Manusia punya otak. Otaklah yang akan memproses apa yang akan kita rasakan. Robot juga bisa punya otak buatan. Namun, algoritma robot tidak (langsung) bisa membentuk atau membuat pilihan hidup yang melibatkan banyak pihak. Itulah mengapa kaderisasi seharusnya membuat manusia bisa memilih. Manusia selalu punya pilihan. Hidup adalah pilihan, bukan?

Menurut Savitri (2019), berikut adalah pekerjaan-pekerjaan yang bisa dan tidak bisa dilakukan oleh AI
Bisa:
• Resepsionis
• Pekerja pabrik
• Kurir
• Supir taksi dan bus
• Prajurit
• Dokter
• Petugas keamanan
• Manajer penjualan
• Akuntan
• Petani
Tidak bisa:
• Pengembang perangkat lunak
• Penulis
• Manajer SDM
• Desain grafis
• EO
• Pengacara
• Pemimpin agama
• Koreografer
• Pekerja sosial
• Psikiater[4]
Yang tentunya kesemua itu bergantung kepada pilihan manusia untuk menjadi bermanfaat di bidang yang ditekuninya.

Kaderisasi dibutuhkan dalam menghadapi revolusi industri yang terus berjalan. Tentunya, kaderisasi yang dilakukan harus relevan dengan keadaan yang terjadi sekarang. Jika kehidupan semakin berkembang, manusia yang menjalani hidup pun butuh berprogres.

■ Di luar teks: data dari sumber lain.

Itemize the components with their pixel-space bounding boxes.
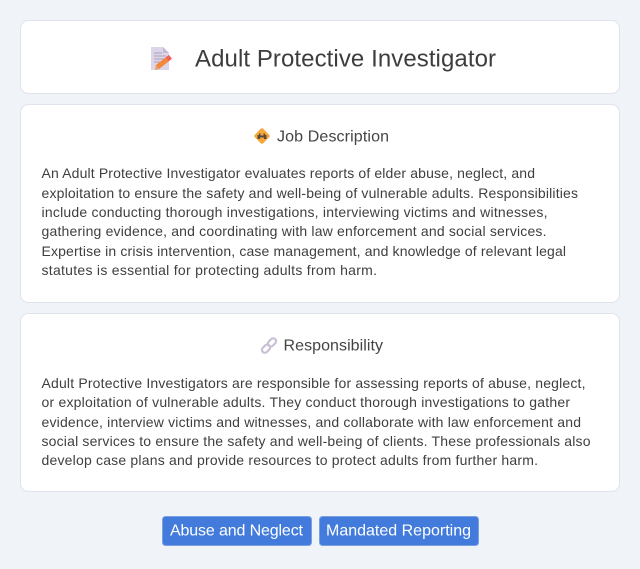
button: Mandated Reporting [320,516,478,546]
heading: job description: Job Description [277,128,389,146]
button: Abuse and Neglect: Abuse and Neglect [170,522,304,540]
text block: responsibility: Adult Protective Investigators are responsible for assessing reports of abuse, neglect, [42,375,586,391]
panel: job description [20,104,620,302]
text block: job description [42,165,578,278]
text block: job description: gathering evidence, and coordinating with law enforcement and social services. [42,223,546,239]
icon: diamond sign [254,128,270,144]
button: Mandated Reporting: Mandated Reporting [326,522,471,540]
title: Adult Protective Investigator [195,46,496,72]
text block: job description: include conducting thorough investigations, interviewing victims and witnesses, [42,204,548,220]
text block: responsibility [42,375,591,468]
icon: chain link [261,337,277,354]
panel: title card [20,20,620,94]
text block: job description: exploitation to ensure the safety and well-being of vulnerable adults. Responsibilities [42,185,578,201]
icon: document with pencil [151,47,170,70]
text block: responsibility: or exploitation of vulnerable adults. They conduct thorough investigations to gather [42,394,570,410]
panel: responsibility [20,314,620,492]
text block: job description: An Adult Protective Investigator evaluates reports of elder abuse, neglect, and [42,165,535,181]
text block: responsibility: social services to ensure the safety and well-being of clients. These professionals also [42,433,591,449]
text block: responsibility: evidence, interview victims and witnesses, and collaborate with law enforcement and [42,414,581,430]
button: Abuse and Neglect [162,516,312,546]
text block: job description: statutes is essential for protecting adults from harm. [42,262,377,278]
text block: responsibility: develop case plans and provide resources to protect adults from further harm. [42,452,538,468]
text block: job description: Expertise in crisis intervention, case management, and knowledge of relevant legal [42,243,566,259]
heading: responsibility: Responsibility [284,338,383,354]
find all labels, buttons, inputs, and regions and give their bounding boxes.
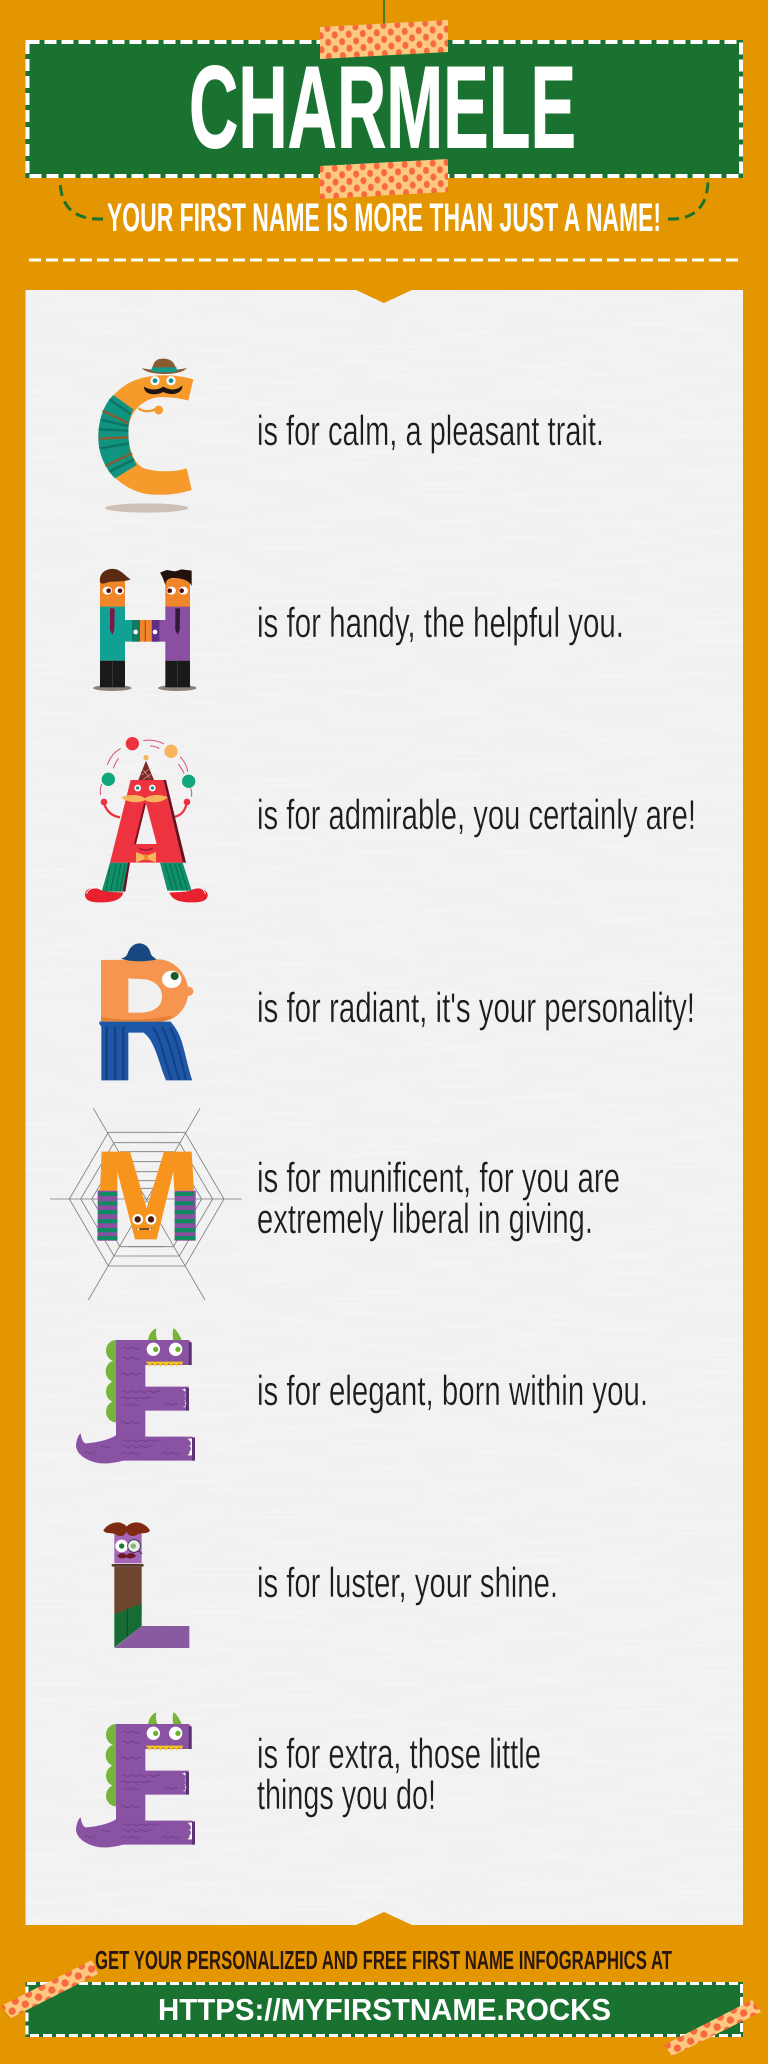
text: last E: is for extra, those little xyxy=(257,1730,541,1777)
icon: letter E purple monster xyxy=(76,1328,195,1463)
dashed curved connectors xyxy=(60,179,708,219)
text: M: extremely liberal in giving. xyxy=(257,1195,593,1242)
title banner xyxy=(26,40,743,178)
icon: letter M on spider web xyxy=(50,1108,242,1300)
text: L: is for luster, your shine. xyxy=(257,1559,558,1606)
icon: letter H two men shaking hands xyxy=(93,569,197,691)
hanging string xyxy=(383,0,385,24)
icon: letter A juggling clown xyxy=(85,737,208,902)
text: M xyxy=(257,1154,620,1242)
panel: letters xyxy=(26,290,743,1925)
text: last E: things you do! xyxy=(257,1771,436,1818)
footer tape right xyxy=(664,2000,761,2056)
icon: letter C with hat and moustache xyxy=(98,359,193,513)
icon: letter R with bowler hat xyxy=(99,943,193,1080)
lower tape xyxy=(320,159,448,199)
dashed divider xyxy=(29,258,739,262)
icon: letter L with monocle xyxy=(103,1522,189,1648)
footer URL: HTTPS://MYFIRSTNAME.ROCKS xyxy=(158,1993,611,2027)
icon: letter E purple monster (last) xyxy=(76,1712,195,1847)
footer URL banner xyxy=(26,1982,743,2037)
top tape xyxy=(320,20,448,59)
footer tape left xyxy=(1,1960,98,2018)
text: last E xyxy=(257,1730,541,1818)
text: M: is for munificent, for you are xyxy=(257,1154,620,1201)
text: C: is for calm, a pleasant trait. xyxy=(257,407,604,454)
text: H: is for handy, the helpful you. xyxy=(257,599,624,646)
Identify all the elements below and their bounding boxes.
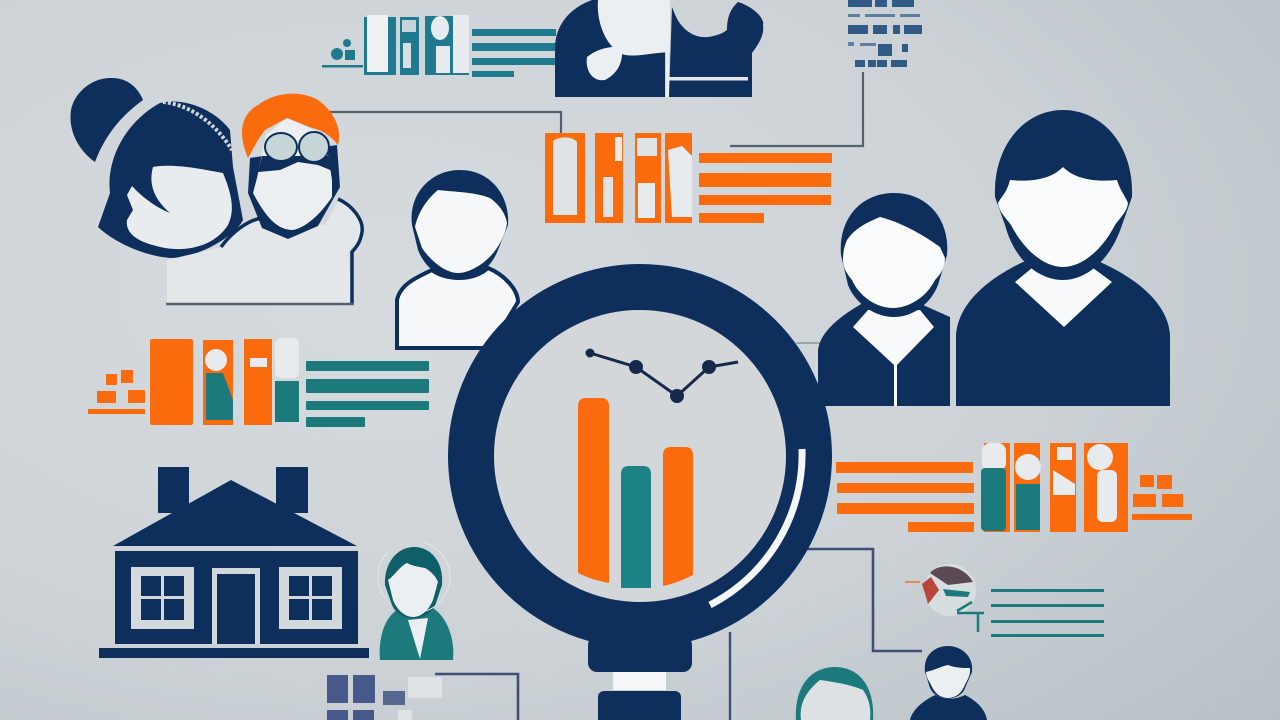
middle person collar	[853, 310, 934, 406]
middle person face	[843, 217, 945, 308]
handle collar	[588, 636, 692, 672]
glasses bridge	[258, 156, 336, 172]
icon: bottom person with teal hair	[796, 667, 873, 720]
glasses	[265, 132, 329, 162]
icon: magnifying glass	[471, 287, 809, 720]
roof	[113, 480, 357, 546]
lens highlight	[710, 449, 802, 605]
panel: orange and teal chart right	[836, 443, 1192, 532]
faces	[598, 0, 670, 56]
icon: bottom person navy	[910, 646, 987, 720]
icon: top couple	[555, 0, 763, 97]
panel: orange and teal chart left	[88, 338, 429, 427]
text bars	[472, 29, 556, 36]
body	[397, 268, 518, 348]
face	[926, 665, 970, 698]
large person body	[956, 262, 1170, 406]
hair lace edge	[163, 102, 232, 150]
friend body outline	[221, 199, 362, 303]
woman head and hair	[98, 102, 243, 258]
bar chart	[578, 398, 693, 588]
tall bars	[364, 17, 396, 75]
face	[415, 190, 507, 273]
woman face	[127, 166, 232, 249]
handle neck	[613, 672, 666, 690]
base	[99, 648, 369, 658]
hair	[412, 170, 508, 279]
body	[380, 608, 453, 660]
text bars	[699, 153, 832, 163]
friend bottom line	[166, 303, 354, 305]
mini blocks	[343, 39, 351, 47]
icon: house	[99, 467, 369, 658]
mini blocks	[1132, 475, 1192, 520]
connector lines	[328, 72, 922, 720]
icon: right-hand couple	[818, 110, 1170, 406]
panel: teal chart top	[322, 15, 556, 77]
large person hair	[995, 110, 1132, 280]
chimneys	[158, 467, 189, 513]
large person face	[998, 167, 1128, 267]
hair bun	[70, 78, 143, 162]
middle person body	[818, 303, 950, 406]
hair	[385, 547, 442, 618]
icon: teal person	[378, 541, 453, 660]
middle person hair	[841, 193, 947, 317]
walls	[115, 551, 358, 644]
chart: small pie with text lines	[905, 564, 1104, 637]
icon: center-left person	[397, 170, 518, 348]
body	[910, 695, 987, 720]
friend orange hair	[242, 94, 339, 158]
hair	[925, 646, 972, 698]
line chart	[586, 348, 738, 403]
mini blocks	[88, 370, 145, 414]
large person collar	[1015, 268, 1112, 327]
text block: small blurred caption top right	[848, 0, 922, 67]
panel: orange chart top	[545, 133, 832, 223]
face	[388, 563, 438, 617]
panel: blocks bottom-left	[327, 675, 442, 720]
friend face	[253, 118, 332, 230]
collar	[408, 618, 428, 659]
windows and door	[131, 567, 194, 629]
friend body	[167, 198, 362, 305]
icon: woman with bun and friend with glasses	[70, 78, 362, 305]
handle grip	[598, 691, 681, 720]
text bars	[306, 361, 429, 371]
friend hair side	[248, 145, 340, 239]
lens ring	[471, 287, 809, 625]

Mulailah dari kehidupan sehari-hari dalam lingkungan terdekat, seperti keluarga, sekolah, atau pertemanan, di masa disrupsi saat ini.

Referensi:
[3] Lindsay, S., & Martin, B. (2018). European Trends in Standardization for Smart Cities and Society 5.0. NEC Technical Journal, 13(1), 58—63.
[4] Savitri, A. (2019). Revolusi Industri 4.0: Mengubah Tantangan Menjadi Peluang di Era Disrupsi 4.0. Yogyakarta: Penerbit Genesis.